The problem is not necessarily that Cummins identifies as White; nor only that the book is allegedly full of stereotypes. The controversy is that this is not her story to tell; both she and her publisher are seeking to gain wealth from the exploitation of others, a fact that was clearly on display at the book’s launch, a flashy affair adorned with centre pieces made to look like a barbed wired fence for a border wall (no, this is not a joke). One fan who attended even had her fingernails painted like the book cover. Critics were right to call this ‘trauma porn’.

Copywrite @robvato: https://twitter.com/robvato/status/1223615155860312072?s=20

Later on in the 'Christopher' episode, while gambling like VIPs in Chief Smith’s casino, Tony jokingly tells his crew that he is reminded about his grandmother being part ‘Fagawi,’ and wonders if he should do something about it. When his associates demur, he exclaims: ‘No, no – it’s true. She was! They were a nomadic tribe and they’d wander around, and they’d get lost and go, “Where the fagawi?”’ Cummins now claims that her grandmother is Puerto Rican, but this intervention rings as meaningful as when Chief Smith confesses that he spent most of his life passing as White until his so-called racial awakening to his Mohonk blood later in life, because his grandmother’s mother was one quarter Mohonk. Tony then asks him coyly, ‘And all this happened when the casino bill got passed?’ Chief Smith smirks and responds, ‘Better late than never.’

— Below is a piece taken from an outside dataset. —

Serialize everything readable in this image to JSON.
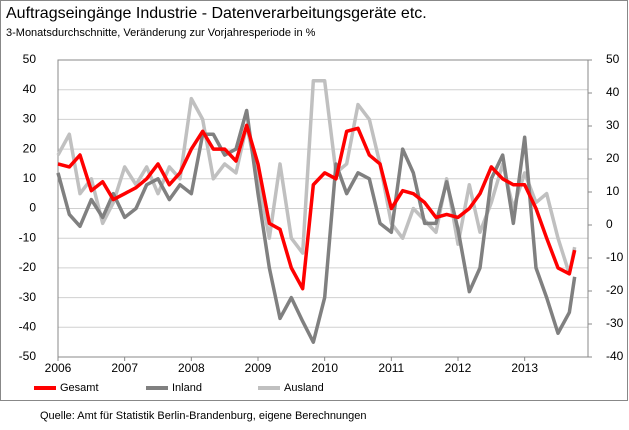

But this terrible joke also has a serious side. Writing about the American Dirt controversy, Latina author Jennifer Givhan begins by explaining how her recent novel was given only two stars by a reader, based on the idea that it was cultural appropriation. She then explains in a painfully detailed account about her many family and political connections to her Mexican-American identity. She also describes how rigorously she researched the subjects of her book. At first, I wondered whether such a self-defensive position was even necessary; but, then again, Cummins’ big budget book tour was ultimately cancelled over ‘safety fears’. That may be one way to win this argument, but what about the wider battle for social justice?

The last scenes of ‘Christopher’ finish with television coverage of the two sides getting into a violent scuffle at the parade, and the pretend hippie, Janice Soprano, channelling her assumed ‘compassion and respect’ to forcefully throw Ralphie down the stairs, thus ending their relationship. Tony ends the episode by musing nostalgically to his crew about the iconic Gary Cooper, who never said what he was feeling. Cue more bickering about which group has been the most oppressed. Writing now, as a fully disclosed White American scholar, sometimes it feels like this is exactly where identity politics has left us, almost twenty years on.

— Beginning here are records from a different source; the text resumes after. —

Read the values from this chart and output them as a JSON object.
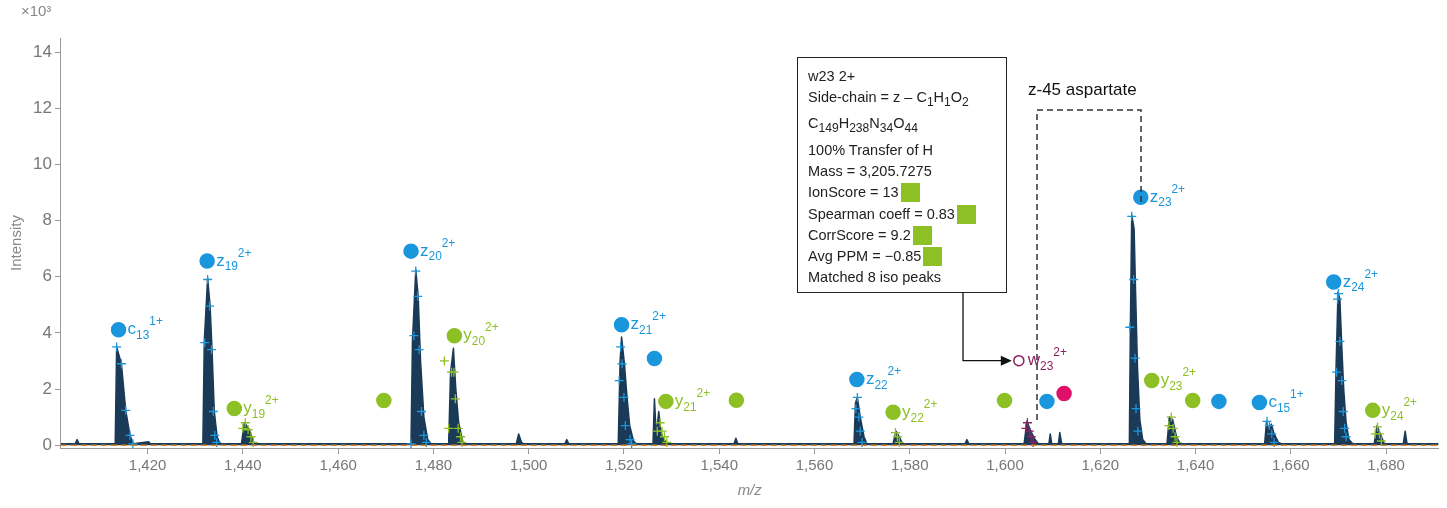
{
  "chart_data": {
    "type": "area",
    "xlabel": "m/z",
    "ylabel": "Intensity",
    "xlim": [
      1401.8,
      1691
    ],
    "ylim": [
      -0.1,
      14.5
    ],
    "xticks": [
      {
        "value": 1420,
        "label": "1,420"
      },
      {
        "value": 1440,
        "label": "1,440"
      },
      {
        "value": 1460,
        "label": "1,460"
      },
      {
        "value": 1480,
        "label": "1,480"
      },
      {
        "value": 1500,
        "label": "1,500"
      },
      {
        "value": 1520,
        "label": "1,520"
      },
      {
        "value": 1540,
        "label": "1,540"
      },
      {
        "value": 1560,
        "label": "1,560"
      },
      {
        "value": 1580,
        "label": "1,580"
      },
      {
        "value": 1600,
        "label": "1,600"
      },
      {
        "value": 1620,
        "label": "1,620"
      },
      {
        "value": 1640,
        "label": "1,640"
      },
      {
        "value": 1660,
        "label": "1,660"
      },
      {
        "value": 1680,
        "label": "1,680"
      }
    ],
    "yticks": [
      0,
      2,
      4,
      6,
      8,
      10,
      12,
      14
    ],
    "legend": false,
    "series": [
      {
        "color": "#1b3a57",
        "x": [
          1401.8,
          1404.8,
          1405.2,
          1405.6,
          1413.2,
          1413.5,
          1414.5,
          1415.4,
          1416.3,
          1417,
          1420.2,
          1420.6,
          1431.6,
          1431.9,
          1432.6,
          1433.1,
          1433.5,
          1434,
          1434.6,
          1435.2,
          1439.7,
          1440.3,
          1441.2,
          1442.3,
          1443,
          1475.3,
          1475.6,
          1476.3,
          1476.8,
          1477.3,
          1478,
          1478.8,
          1479.5,
          1483.2,
          1483.6,
          1484.2,
          1484.7,
          1485.3,
          1486.2,
          1486.8,
          1497.4,
          1497.9,
          1498.5,
          1499,
          1507.6,
          1508,
          1508.4,
          1518.8,
          1519.2,
          1519.5,
          1520.1,
          1520.6,
          1521.2,
          1522,
          1522.6,
          1526.1,
          1526.4,
          1526.8,
          1527.3,
          1527.8,
          1528.8,
          1529.4,
          1543.1,
          1543.5,
          1543.9,
          1568.3,
          1568.6,
          1569,
          1569.6,
          1570.4,
          1571,
          1576.5,
          1577.1,
          1577.8,
          1578.5,
          1591.6,
          1592,
          1592.4,
          1604,
          1604.6,
          1605.4,
          1606.3,
          1607,
          1609.2,
          1609.5,
          1609.8,
          1611.2,
          1611.5,
          1611.9,
          1626.1,
          1626.3,
          1626.6,
          1627.1,
          1627.4,
          1627.8,
          1628.3,
          1628.9,
          1629.6,
          1634,
          1634.5,
          1635.2,
          1636,
          1636.8,
          1654.5,
          1654.9,
          1655.4,
          1655.9,
          1656.5,
          1657.4,
          1658,
          1669.2,
          1669.5,
          1669.9,
          1670.3,
          1670.7,
          1671.1,
          1671.6,
          1672.2,
          1673,
          1677.5,
          1678.1,
          1678.8,
          1679.6,
          1683.6,
          1684,
          1684.4,
          1691
        ],
        "values": [
          0.05,
          0.05,
          0.2,
          0.05,
          0.05,
          3.5,
          2.9,
          1.25,
          0.35,
          0.05,
          0.12,
          0.05,
          0.05,
          3.7,
          5.95,
          5.0,
          3.5,
          1.2,
          0.3,
          0.05,
          0.05,
          0.8,
          0.6,
          0.1,
          0.05,
          0.05,
          3.7,
          6.25,
          5.3,
          3.0,
          1.0,
          0.2,
          0.05,
          0.05,
          2.6,
          3.45,
          2.0,
          0.8,
          0.1,
          0.05,
          0.05,
          0.4,
          0.1,
          0.05,
          0.05,
          0.2,
          0.05,
          0.05,
          3.0,
          3.85,
          2.9,
          1.8,
          0.7,
          0.15,
          0.05,
          0.05,
          1.65,
          0.3,
          1.2,
          0.4,
          0.1,
          0.05,
          0.05,
          0.25,
          0.05,
          0.05,
          1.5,
          1.7,
          1.0,
          0.3,
          0.05,
          0.05,
          0.5,
          0.3,
          0.05,
          0.05,
          0.2,
          0.05,
          0.05,
          0.85,
          0.5,
          0.2,
          0.05,
          0.05,
          0.4,
          0.05,
          0.05,
          0.45,
          0.05,
          0.05,
          4.0,
          8.2,
          7.7,
          5.5,
          2.8,
          0.9,
          0.2,
          0.05,
          0.05,
          1.0,
          0.9,
          0.3,
          0.05,
          0.05,
          0.85,
          0.5,
          0.75,
          0.4,
          0.1,
          0.05,
          0.05,
          2.8,
          5.45,
          5.2,
          3.5,
          2.0,
          0.8,
          0.2,
          0.05,
          0.05,
          0.7,
          0.4,
          0.05,
          0.05,
          0.5,
          0.05,
          0.05
        ]
      },
      {
        "type": "scatter",
        "marker": "cross",
        "color": "#1a96dc",
        "x": [
          1413.5,
          1414.5,
          1415.4,
          1416.3,
          1416.9,
          1432.6,
          1433.0,
          1432.0,
          1433.4,
          1433.8,
          1434.1,
          1434.5,
          1476.3,
          1476.7,
          1475.9,
          1477.0,
          1477.5,
          1478.0,
          1478.5,
          1475.3,
          1519.3,
          1519.6,
          1519.0,
          1520.0,
          1520.3,
          1521.3,
          1521.6,
          1569.0,
          1568.7,
          1569.3,
          1569.6,
          1570.0,
          1626.6,
          1627.0,
          1626.2,
          1627.3,
          1627.5,
          1627.9,
          1655.0,
          1655.5,
          1656.0,
          1656.5,
          1670.0,
          1669.8,
          1670.3,
          1669.6,
          1670.7,
          1671.0,
          1671.3,
          1671.6
        ],
        "values": [
          3.5,
          2.9,
          1.24,
          0.35,
          0.05,
          5.9,
          4.95,
          3.65,
          3.4,
          1.2,
          0.35,
          0.1,
          6.2,
          5.3,
          3.9,
          3.4,
          1.2,
          0.35,
          0.1,
          0.05,
          3.5,
          2.9,
          2.3,
          1.7,
          0.7,
          0.2,
          0.05,
          1.7,
          1.3,
          1.0,
          0.5,
          0.1,
          8.15,
          5.9,
          4.2,
          3.1,
          1.3,
          0.5,
          0.85,
          0.7,
          0.4,
          0.1,
          5.4,
          5.2,
          3.7,
          2.6,
          2.3,
          1.2,
          0.6,
          0.3
        ]
      },
      {
        "type": "scatter",
        "marker": "cross",
        "color": "#8cc024",
        "x": [
          1440.5,
          1440.0,
          1441.1,
          1441.7,
          1442.2,
          1482.3,
          1483.8,
          1484.3,
          1484.6,
          1483.2,
          1485.2,
          1485.7,
          1486.0,
          1527.6,
          1527.0,
          1528.0,
          1528.5,
          1529.0,
          1577.0,
          1577.4,
          1577.8,
          1634.9,
          1634.4,
          1635.3,
          1635.7,
          1636.1,
          1678.2,
          1677.7,
          1678.6,
          1679.0
        ],
        "values": [
          0.8,
          0.6,
          0.55,
          0.3,
          0.1,
          3.0,
          2.6,
          2.6,
          1.65,
          0.6,
          0.6,
          0.3,
          0.1,
          0.8,
          0.5,
          0.5,
          0.3,
          0.1,
          0.45,
          0.3,
          0.1,
          1.0,
          0.7,
          0.6,
          0.3,
          0.1,
          0.65,
          0.4,
          0.4,
          0.15
        ]
      },
      {
        "type": "scatter",
        "marker": "cross",
        "color": "#8c2060",
        "x": [
          1604.7,
          1604.4,
          1605.1,
          1605.5,
          1605.9
        ],
        "values": [
          0.8,
          0.6,
          0.5,
          0.3,
          0.1
        ]
      },
      {
        "type": "scatter",
        "marker": "circle",
        "color": "#1a96dc",
        "x": [
          1413.9,
          1432.5,
          1475.3,
          1519.5,
          1526.4,
          1568.9,
          1608.8,
          1628.5,
          1644.9,
          1653.4,
          1669.0
        ],
        "values": [
          4.11,
          6.56,
          6.91,
          4.29,
          3.09,
          2.34,
          1.56,
          8.83,
          1.56,
          1.52,
          5.81
        ]
      },
      {
        "type": "scatter",
        "marker": "circle",
        "color": "#8cc024",
        "x": [
          1438.2,
          1469.6,
          1484.4,
          1528.8,
          1543.6,
          1576.5,
          1599.9,
          1630.8,
          1639.4,
          1677.2
        ],
        "values": [
          1.31,
          1.59,
          3.9,
          1.56,
          1.6,
          1.17,
          1.59,
          2.3,
          1.59,
          1.24
        ]
      },
      {
        "type": "scatter",
        "marker": "circle",
        "color": "#e0106a",
        "x": [
          1612.4
        ],
        "values": [
          1.84
        ]
      },
      {
        "type": "scatter",
        "marker": "circle",
        "color": "#8c2060",
        "x": [
          1602.9
        ],
        "values": [
          3.01
        ]
      }
    ],
    "ref_lines": [
      {
        "axis": "y",
        "value": 0,
        "color": "#d9822b",
        "line_style": "dashed"
      }
    ],
    "annotations": [
      "×10³",
      {
        "text": "c$_{13}$$^{1+}$",
        "x": 1413.9,
        "y": 4.11
      },
      {
        "text": "z$_{19}$$^{2+}$",
        "x": 1432.5,
        "y": 6.56
      },
      {
        "text": "z$_{20}$$^{2+}$",
        "x": 1475.3,
        "y": 6.91
      },
      {
        "text": "z$_{21}$$^{2+}$",
        "x": 1519.5,
        "y": 4.29
      },
      {
        "text": "z$_{22}$$^{2+}$",
        "x": 1568.9,
        "y": 2.34
      },
      {
        "text": "z$_{23}$$^{2+}$",
        "x": 1628.5,
        "y": 8.83
      },
      {
        "text": "c$_{15}$$^{1+}$",
        "x": 1653.4,
        "y": 1.52
      },
      {
        "text": "z$_{24}$$^{2+}$",
        "x": 1669.0,
        "y": 5.81
      },
      {
        "text": "y$_{19}$$^{2+}$",
        "x": 1438.2,
        "y": 1.31
      },
      {
        "text": "y$_{20}$$^{2+}$",
        "x": 1484.4,
        "y": 3.9
      },
      {
        "text": "y$_{21}$$^{2+}$",
        "x": 1528.8,
        "y": 1.56
      },
      {
        "text": "y$_{22}$$^{2+}$",
        "x": 1576.5,
        "y": 1.17
      },
      {
        "text": "y$_{23}$$^{2+}$",
        "x": 1630.8,
        "y": 2.3
      },
      {
        "text": "y$_{24}$$^{2+}$",
        "x": 1677.2,
        "y": 1.24
      },
      {
        "text": "w$_{23}$$^{2+}$",
        "x": 1602.9,
        "y": 3.01
      },
      "w23 2+",
      "Side-chain = z – C$_{1}$H$_{1}$O$_{2}$",
      "C$_{149}$H$_{238}$N$_{34}$O$_{44}$",
      "100% Transfer of H",
      "Mass = 3,205.7275",
      "IonScore = 13",
      "Spearman coeff = 0.83",
      "CorrScore = 9.2",
      "Avg PPM = −0.85",
      "Matched 8 iso peaks",
      "z-45 aspartate"
    ]
  }
}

Actually… to be honest, I am a native New Yorker. But not from ‘the city’; I am from upstate New York – in the Hudson Valley – although not as far north as where cousin Tony was hiding out when he got himself killed. And funnily enough, I was living on the Bowery in the Lower East Side of New York City when Steve Buscemi was filming an episode of The Sopranos in Soho. I passed by the set one day on my way to work. Just in case any of that matters...

Works cited:

Crenshaw, Kimberle. 1991. ‘Mapping the Margins: Intersectionality, Identity Politics, and Violence Against Women of Color,’ Stanford Law Review, 43 (6) July: 1241-1299.

Fraser, Nancy and Linda Gordon. 1997. ‘A Genealogy of ‘Dependency’: Tracing a Keyword of the U.S. Welfare State,’ in Fraser Justice Interruptus, New York: Routlege.

[1] Apologies for any offence caused by the shorthand ‘American’ to describe a citizen of the the United States of America.